Modifications to Aids to Navigation
The PARS solicited specific recommendations regarding the aids to navigation design for the lengthened approach channels to Los Angeles and Long Beach, CA. Specific Start Printed Page 31858recommendations included adding, deleting, relocating and upgrading the existing buoys in these channels. The Commander, Eleventh Coast Guard District will review these recommendations and make final decisions concerning Los Angeles-Long Beach aids to navigation in light of the Coast Guard's waterways analysis management system (WAMS). Specific questions on WAMS should be directed to the Eleventh Coast Guard District's points of contact listed in FOR FURTHER INFORMATION CONTACT.
Modifications to the RNA
The Commander, Eleventh Coast Guard District is planning modifications to the San Pedro Bay RNA. A notice of proposed rulemaking (NPRM), only dealing with the RNA, will be published in the Federal Register. As previously discussed, one proposed change will make the RNA geographically the same as the precautionary area. The RNA rulemaking will also address vessel operating requirements; vessel size, speeds, draft limitations; operating conditions; pilot boarding areas; and restrictions under hazardous conditions.

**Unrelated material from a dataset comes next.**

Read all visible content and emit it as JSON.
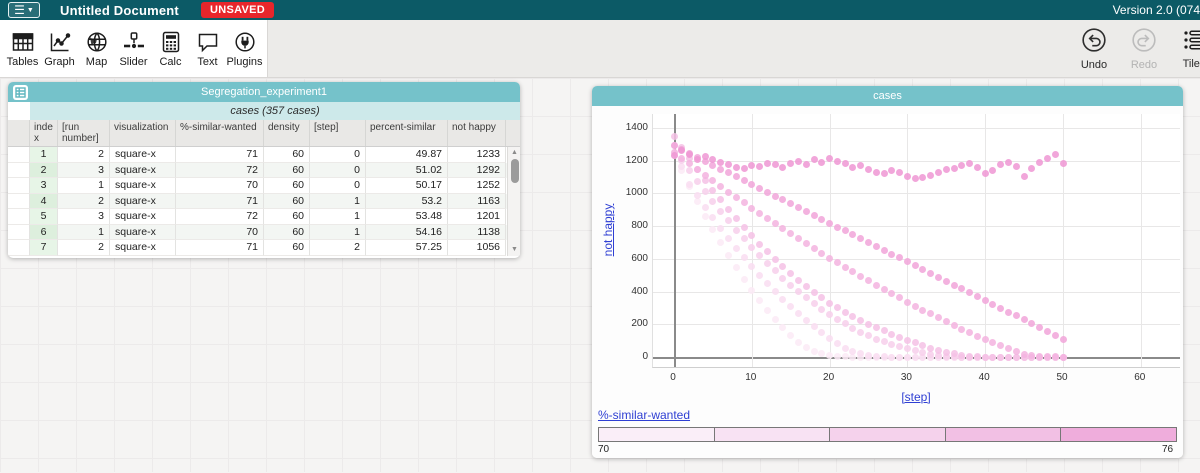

We appreciate the comments we received concerning the PARS. We will solicit additional comments on the recommended changes to the existing routing measures we will propose in an NPRM to be published in the Federal Register before making any submission to the International Maritime Organization.Start Signature
Dated: May 11, 2000.
Rear Admiral, U. S. Coast Guard, Assistant Commandant for Marine Safety and Environmental Protection.